Isaiah Montgomery

Isaiah Montgomery

Isaiah Montgomery was born a slave at Hurricane, a large plantation on the Mississippi River on 21st May, 1847. He was the property of Joseph Davis, elder brother of Jefferson Davis. His father, Benjamin Montgomery, was the plantation's business manager. This enabled Isaiah to get a good education.

At the age of sixteen Montgomery was employed as a cabin boy by Admiral David D. Porter. He was also with General Ulysses S. Grant when in 1863 he captured Vicksburg and freed the Mississippi from the control of the Confederate Army.

After the American Civil War Montgomery returned to Hurricane and with his father reopened their store as Montgomery & Sons.
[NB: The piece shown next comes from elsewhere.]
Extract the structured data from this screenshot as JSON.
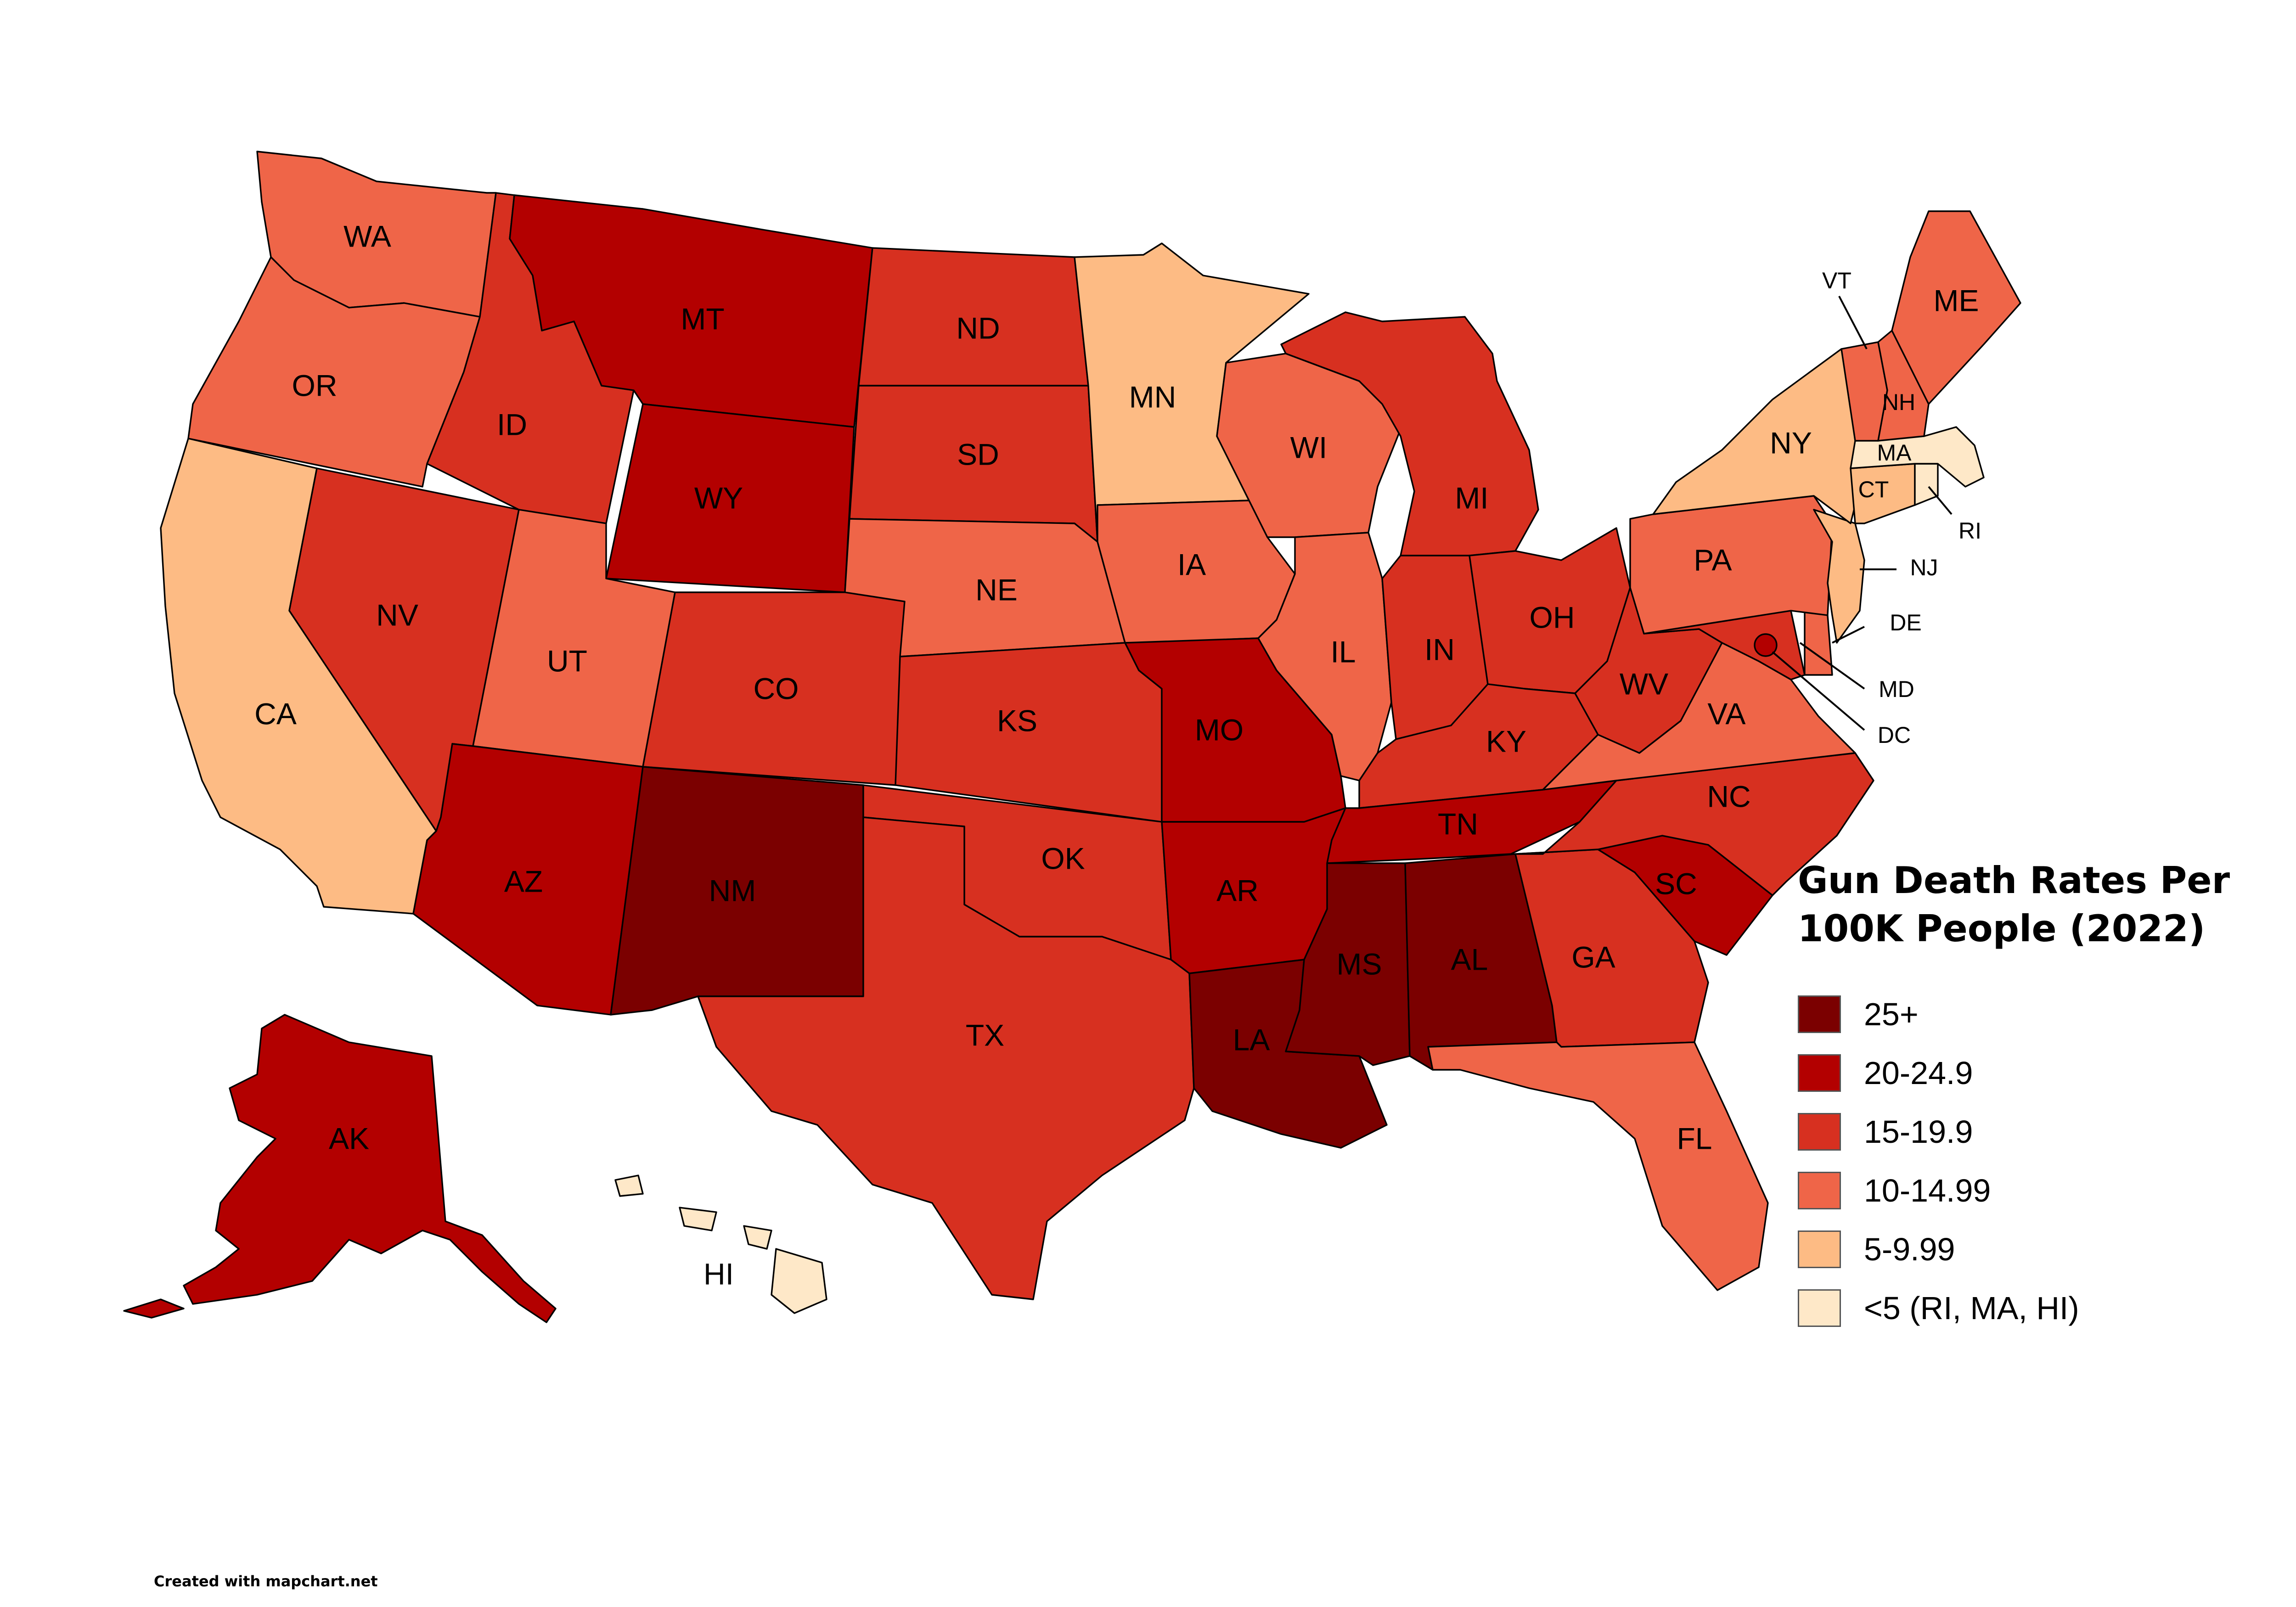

With the help of his former master, Joseph Davis, they vied with northern officials of the Freedmen's Bureau for control of Hurricane. This eventually resulted in having Samuel Thomas, head of the bureau in Mississippi, being removed from office.

In 1866 Joseph Davis sold the plantation at Davis Bend to Benjamin Montgomery and his sons. They turned this into a cooperative community of freed slaves. In 1872 Isaiah Montgomery took full control of Hurricane, the largest cotton plantation at Davis Bend. The village of Mound Bayou was established and Montgomery became mayor.

Although Montgomery had good management skills, the price of cotton, problems with floods and insects, and worsening political conditions, meant that the venture was not an economic success and he was forced to sell off some of the land to Major George W. McGinnis, manager of the land office of the new Memphis-to-Vicksburg Railroad.

As mayor of Mound Bayou, Montgomery advocated the educational theories that had been promoted by his friend, Booker T. Washington. This included technical training and teaching the latest methods of scientific agriculture. Girls were taught homemaking skills so they could provide better care for their families.

Montgomery, a supporter of the Temperance Movement, imposed a ban on the sale of alcoholic beverage. He believed this was a major factor in keeping the crime rate low in Mound Bayou. In the first 20 years of its existence only three persons were sent to the mayor's court to the white circuit court for trail. Two of these offences were committed by strangers to the village.

Montgomery lost the support of many Civil Rights leaders when in 1890 he became the only black delegate at the Constitutional Convention in Mississippi by consenting to a scheme to guarantee white supremacy by disfranchising black voters. He justified the "striking down the rights and liberties of 123,000 freemen" by the argument that he was trying to bridge the "chasm (between the races) that has been widening and deepening for a generation... that threatens destruction to you and yours, while it promises no enduring prosperity to me and mine."

In 1900 Montgomery joined with Booker T. Washington in Boston to form the National Negro Business League. At the next meeting held in Chicago Montgomery gave a talk on "The Founding of a Negro City".

In 1902 Montgomery accepted a federal appointment as receiver of public moneys for Mississippi. However, the following year a special agent from New Orleans and after ransacking his office, claimed he found evidence that Montgomery had been depositing "moneys of a semi-official character in an unauthorized bank". The agent's racism is revealed in the following passage from his report when he argued that if Montgomery was not sacked it "would result in an attack on the administration for shielding and whitewashing a ******."

Montgomery was indeed forced to resign but when President Theodore Roosevelt made a public gesture concerning his achievements by making a special trip to Mound Bayou.

Isaiah Montgomery lived prosperously until his death on 6th March, 1924.